Archive for the ‘About Celebrities’ Category

But Screech Makes a Sex Tape? Doesn't Seem Fair.

Tourist lady #1: Oh, look. Mario Lopez is in Chorus Line.
Tourist lady #2: I don't know who that is.
Tourist lady #3, lasciviously: Oooh, Mario Lopez.
Tourist lady #1, to lady #2: You've never heard of Mario Lopez?
Tourist lady #2: No.
Tourist lady #1: You've never seen him on TV?
Tourist lady #2: No. What's he been in?
Tourist lady #1: He has an eight pack instead of a six pack! Tee-hee!

–51st St & 6th Ave

Overheard by: Jessi Spano

Wednesday One-Liners Say “Toro, Toro, Taxi!”

Little girl to father, about pedestrian sign: But I don't want to be a pedestrian! I want to be famous!

–17th & Irving

(pedestrians are crossing when they aren't supposed to. One almost gets hit by a taxi)
Female traffic cop to taxi driver
: Next time, just go ahead and run them over.


–Columbus Circle

Overheard by: momes

Homeless man directing traffic in middle of street: I killed 20,000 people, I ain't afraid of no car! I killed 20,000 people, I ain't afraid of no car!

–Jerry Orbach St

Gangster walking in front of Range Rover: Fuck it, if I'ma getting hit by a car, I'ma getting hit by a nice car.

–Broadway & Houston

Tourist driving car: I don't give a fuck if you own the world! I'm running your ass over!

–Financial District

Overheard by: lex

But When I Wrote It Up, My Philosophy Professor Gave Me an “F”!

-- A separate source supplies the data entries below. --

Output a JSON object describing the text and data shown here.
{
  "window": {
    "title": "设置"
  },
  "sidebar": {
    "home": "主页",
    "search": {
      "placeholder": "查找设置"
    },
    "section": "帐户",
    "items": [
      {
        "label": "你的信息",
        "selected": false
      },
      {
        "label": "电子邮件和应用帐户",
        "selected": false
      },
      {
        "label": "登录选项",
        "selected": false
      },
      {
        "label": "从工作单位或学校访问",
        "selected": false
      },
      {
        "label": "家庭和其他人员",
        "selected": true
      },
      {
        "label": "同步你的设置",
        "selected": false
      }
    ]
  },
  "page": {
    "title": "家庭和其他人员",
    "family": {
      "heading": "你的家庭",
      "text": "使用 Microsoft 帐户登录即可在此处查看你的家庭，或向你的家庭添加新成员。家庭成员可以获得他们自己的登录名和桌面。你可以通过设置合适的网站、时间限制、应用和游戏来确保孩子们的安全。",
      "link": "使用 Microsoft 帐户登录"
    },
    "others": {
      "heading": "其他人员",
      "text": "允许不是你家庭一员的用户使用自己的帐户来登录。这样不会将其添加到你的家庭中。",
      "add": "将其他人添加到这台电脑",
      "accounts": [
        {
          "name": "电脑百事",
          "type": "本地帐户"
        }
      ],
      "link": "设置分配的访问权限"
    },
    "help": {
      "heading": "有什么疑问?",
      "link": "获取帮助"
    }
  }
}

Guy #1: So I basically came up with a question that doesn't have an answer. Would you do Jessica Simpson, I mean really Jessica Simpson, but the catch is she is the size of Shaquille O'Neal? Like 300 pounds and 7 feet tall but still really truly Jessica Simpson.
Guy #2: You're right, I don't have an answer.
Guy #1: Yeah, neither did Kevin when I asked him last night. What a mind blow…

–6 Train

Overheard by: Mark

That's How Much I Respect Her.

Old lady to husband: I heard Britney wants to adopt some pets instead taking care of her children.
Husband: They should just leave her alone.
Old lady to husband: Now you are defending her?
Husband: Not only defending her, I would wipe-lick her butt and ass-rape her until she farts cum.

–1 Train

Overheard by: gio

Wednesday Sung Liners

Metalhead, playing guitar and singing: Buy some fuckin' poptarts /buy some fuckin' weed/ buy some fuckin' cigarettes/buy everything you need!

–Washington Square Park

Overheard by: j

Singing hobo pushing cart: I am wiiiise. I am wise!

–Union Square Station

Overly flamboyant gay guy, singing: I kissed a girl and I liked iiiit. (swishes hips while walking)

–11th St & 7th Ave

Overheard by: Mal Sullivan

Singing gay guy to another, clapping hands in rhythm: You look like a cunt, you act like a cunt, you smell like a cunt, you feel like a cunt…

–2 Train

Overheard by: drew

Hobo, getting into train and taking out electric guitar and amp: Ladies and gentlemen, may I have your attention please! This song is for the white lady with the orange pocketbook. She reminds me of Martha Stewart…when she got out of jail. (starts singing) 3 train white lady is my girl, my girl, my girl!

–Downtown 3 Train

Overheard by: Jingles

Little girl in stroller, singing happily: Doe, a deer, a hee-hale deer. Ray, a drop of golden pee-pee…

–E Train

And Tragically Bitchy.

Balding chubby man #1: Yeah, man, marriage is rough. I mean, you need to find someone who can bring something to the table.
Balding chubby man #2: Yeah…what do you mean?
Balding chubby man #1: I mean, when you hit 30 and are looking to settle down, you need to find someone who has something to offer, cause if she doesn't have something to offer, then you are in trouble.
Balding chubby man #2: Okay.
Balding chubby man #1: I mean, look at Paul McCartney, he married that lady, and they were together, what, five years? She brought nothing to the table. Then they divorced and she got 60 million dollars. Just like that!
Balding chubby man #2: Yeah, that's a lot of money.
Balding chubby man #1: I know! But I shouldn't talk bad about her…you know, cause she's crippled.